Вайолет стояла у окна, ко мне спиной, держа зажженную сигарету в опущенной руке. Я сидел и смотрел на нее. На ней были старые джинсы, которые на ней болтались. Между коротким свитером и поясом проглядывала полоска голой кожи, и я не мог отвести глаз. Я поднялся и тоже подошел к окну. Едкий запах табака не мог перебить аромата ее духов. Мне так хотелось дотронуться до ее плеча, но я не посмел. Мы молча стояли и смотрели на улицу. Дождь перестал, тяжелые капли на оконном стекле словно переполнялись влагой и скатывались вниз. Откуда-то справа, очевидно из канализационного люка на мостовой, поднимались клубы белого пара.
— Одно я знаю точно. Ни одному его слову верить нельзя. И не только сейчас. В принципе нельзя. Может, он когда-нибудь и говорил правду, но я сомневаюсь.
Вайолет, прищурившись, смотрела в окно:
— Ты помнишь его попугайчика?
— Я помню, как они с Мэтом его хоронили.
Вайолет стояла не шелохнувшись, словно застыла.
Двигались только губы.
— Он сломал себе шею. Угодил под дверцу клетки.
Она молчала несколько секунд, потом снова заговорила тем же сдавленным голосом:
— Все его зверушки погибали. Морские свинки, и одна, и другая, белые мыши, рыбки… Но они такие хрупкие… Так что это бывает.
Я ничего не ответил. Она ведь меня ни о чем не спрашивала. Электрический свет фонарей выхватывал из темноты клочья белого пара, и мы смотрели, как они вздымаются вверх и клубятся, подобно инфернальному облаку наших смутных подозрений.
Через три дня Марк позвонил.

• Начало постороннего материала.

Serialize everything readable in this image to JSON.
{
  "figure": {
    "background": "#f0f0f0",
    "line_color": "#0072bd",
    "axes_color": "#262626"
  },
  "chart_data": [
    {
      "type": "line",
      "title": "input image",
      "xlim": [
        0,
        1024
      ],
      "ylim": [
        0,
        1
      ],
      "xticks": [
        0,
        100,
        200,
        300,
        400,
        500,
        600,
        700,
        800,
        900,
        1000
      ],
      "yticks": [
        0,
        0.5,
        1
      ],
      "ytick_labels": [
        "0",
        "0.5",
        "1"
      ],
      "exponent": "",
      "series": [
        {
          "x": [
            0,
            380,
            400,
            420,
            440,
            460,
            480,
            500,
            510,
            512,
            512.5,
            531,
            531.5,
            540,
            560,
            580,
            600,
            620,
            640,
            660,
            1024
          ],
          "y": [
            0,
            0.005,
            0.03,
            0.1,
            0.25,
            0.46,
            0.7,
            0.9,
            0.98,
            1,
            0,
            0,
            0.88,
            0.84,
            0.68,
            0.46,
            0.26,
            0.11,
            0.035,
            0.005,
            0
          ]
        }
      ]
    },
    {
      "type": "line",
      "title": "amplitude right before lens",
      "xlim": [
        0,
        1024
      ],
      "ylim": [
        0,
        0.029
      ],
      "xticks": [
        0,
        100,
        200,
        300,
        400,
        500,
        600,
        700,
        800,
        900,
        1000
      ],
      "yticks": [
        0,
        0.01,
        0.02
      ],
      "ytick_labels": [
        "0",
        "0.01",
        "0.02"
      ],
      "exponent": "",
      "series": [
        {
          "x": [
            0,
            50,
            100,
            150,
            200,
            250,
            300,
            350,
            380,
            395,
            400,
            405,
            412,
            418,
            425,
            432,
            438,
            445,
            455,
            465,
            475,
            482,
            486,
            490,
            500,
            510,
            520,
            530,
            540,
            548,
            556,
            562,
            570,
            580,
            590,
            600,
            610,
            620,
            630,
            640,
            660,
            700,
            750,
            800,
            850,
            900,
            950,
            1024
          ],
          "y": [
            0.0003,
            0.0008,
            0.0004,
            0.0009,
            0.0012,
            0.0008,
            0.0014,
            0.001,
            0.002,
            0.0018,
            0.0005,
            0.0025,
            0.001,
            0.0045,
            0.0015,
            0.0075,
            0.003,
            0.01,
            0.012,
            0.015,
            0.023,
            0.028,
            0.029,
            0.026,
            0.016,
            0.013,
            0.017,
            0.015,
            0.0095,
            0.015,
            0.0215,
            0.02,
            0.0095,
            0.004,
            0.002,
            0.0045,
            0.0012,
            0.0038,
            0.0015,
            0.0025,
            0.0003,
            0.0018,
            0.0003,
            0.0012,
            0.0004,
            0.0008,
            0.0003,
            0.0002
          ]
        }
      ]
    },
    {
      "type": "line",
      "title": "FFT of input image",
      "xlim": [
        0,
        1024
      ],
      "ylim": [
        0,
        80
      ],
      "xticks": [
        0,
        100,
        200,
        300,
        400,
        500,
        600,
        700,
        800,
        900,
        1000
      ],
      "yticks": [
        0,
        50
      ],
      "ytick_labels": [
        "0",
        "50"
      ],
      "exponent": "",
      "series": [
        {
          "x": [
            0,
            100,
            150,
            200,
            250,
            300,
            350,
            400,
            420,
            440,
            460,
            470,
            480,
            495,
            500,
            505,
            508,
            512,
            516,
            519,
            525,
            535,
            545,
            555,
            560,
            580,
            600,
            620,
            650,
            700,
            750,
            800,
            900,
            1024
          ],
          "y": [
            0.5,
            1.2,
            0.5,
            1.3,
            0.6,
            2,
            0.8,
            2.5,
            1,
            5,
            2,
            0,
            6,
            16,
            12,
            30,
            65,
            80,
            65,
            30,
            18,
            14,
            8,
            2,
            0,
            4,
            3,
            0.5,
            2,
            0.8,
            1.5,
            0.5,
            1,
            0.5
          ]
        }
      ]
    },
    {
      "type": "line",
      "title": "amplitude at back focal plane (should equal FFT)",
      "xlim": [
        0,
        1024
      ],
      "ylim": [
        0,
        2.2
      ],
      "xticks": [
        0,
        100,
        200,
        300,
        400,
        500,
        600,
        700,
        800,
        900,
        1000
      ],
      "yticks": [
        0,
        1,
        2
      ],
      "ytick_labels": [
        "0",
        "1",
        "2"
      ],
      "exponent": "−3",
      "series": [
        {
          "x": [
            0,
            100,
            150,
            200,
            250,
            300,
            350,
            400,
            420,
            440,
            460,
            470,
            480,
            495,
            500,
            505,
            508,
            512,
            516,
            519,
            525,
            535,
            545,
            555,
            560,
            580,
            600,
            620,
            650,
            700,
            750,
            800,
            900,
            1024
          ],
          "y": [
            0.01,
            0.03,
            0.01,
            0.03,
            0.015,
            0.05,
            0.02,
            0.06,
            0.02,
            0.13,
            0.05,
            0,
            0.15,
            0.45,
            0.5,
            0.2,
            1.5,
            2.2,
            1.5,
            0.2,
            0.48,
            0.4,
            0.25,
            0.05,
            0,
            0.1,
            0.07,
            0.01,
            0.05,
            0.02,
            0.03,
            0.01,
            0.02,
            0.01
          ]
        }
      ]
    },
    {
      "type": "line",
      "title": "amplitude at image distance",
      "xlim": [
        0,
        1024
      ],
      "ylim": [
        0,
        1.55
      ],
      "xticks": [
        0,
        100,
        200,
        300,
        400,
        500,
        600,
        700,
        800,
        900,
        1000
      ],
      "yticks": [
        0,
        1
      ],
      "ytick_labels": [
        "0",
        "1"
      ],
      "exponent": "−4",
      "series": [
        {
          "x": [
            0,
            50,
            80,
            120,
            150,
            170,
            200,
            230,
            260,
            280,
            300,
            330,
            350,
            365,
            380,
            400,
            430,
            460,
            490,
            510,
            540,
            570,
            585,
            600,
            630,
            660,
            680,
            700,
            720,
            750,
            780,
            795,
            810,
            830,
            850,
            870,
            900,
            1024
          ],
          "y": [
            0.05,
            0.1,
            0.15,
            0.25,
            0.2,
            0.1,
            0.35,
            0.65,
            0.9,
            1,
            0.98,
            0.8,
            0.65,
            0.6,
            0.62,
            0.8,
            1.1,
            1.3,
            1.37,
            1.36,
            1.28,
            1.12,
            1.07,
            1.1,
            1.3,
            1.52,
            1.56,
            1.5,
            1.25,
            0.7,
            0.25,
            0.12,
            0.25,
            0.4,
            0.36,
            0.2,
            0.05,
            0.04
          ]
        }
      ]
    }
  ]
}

Этот звонок послужил отправной точкой для самого странного за всю мою жизнь путешествия. О том, что Марк звонил, я узнал от Вайолет.
— Я не знаю, правда это или нет, но он говорит, что они с Джайлзом в Миннеаполисе. Джайлз вооружен, Марк собственными глазами видел пистолет. Он боится, что Джайлз его убьет. Я не поняла. Мне он сказал, что Джайлз ему сам рассказывал про этого мальчика, Я, которого он убил и бросил в Гудзон. Марк говорит, что это правда, что он точно знает. Когда я спросила откуда, он ответил, что не может мне сказать. Я спросила, почему же он все отрицал, когда мы с ума сходили из-за этих слухов, почему не пошел в полицию, почему опять врал, он сказал, что боялся. Но раз ты так боялся, говорю, зачем было ехать куда-то с этим Джайлзом? Он мне не ответил, вместо этого стал рассказывать про каких-то полицейских в штатском, которые приходили к Файндеру в галерею и ходили по клубам. Их интересуют подробности той ночи, когда этот мальчик исчез. Так что Марк думает, что Джайлз скрывается от полиции. Ему нужны деньги на билет, чтобы прилететь домой.
— Но ты же не собираешься выслать ему деньги?
— Нет, конечно. Я пообещала, что закажу билет сама и он получит его прямо в кассе аэропорта. Тогда он сказал, что у него нет денег, чтобы добраться до аэропорта.
— А ты не боишься, что он поменяет билет и улетит совсем в другом направлении?
— Я сама только об этом и думаю. Господи, просто в голове не укладывается!
— Ну а что тебе твой внутренний голос подсказывает, правда это или очередное вранье?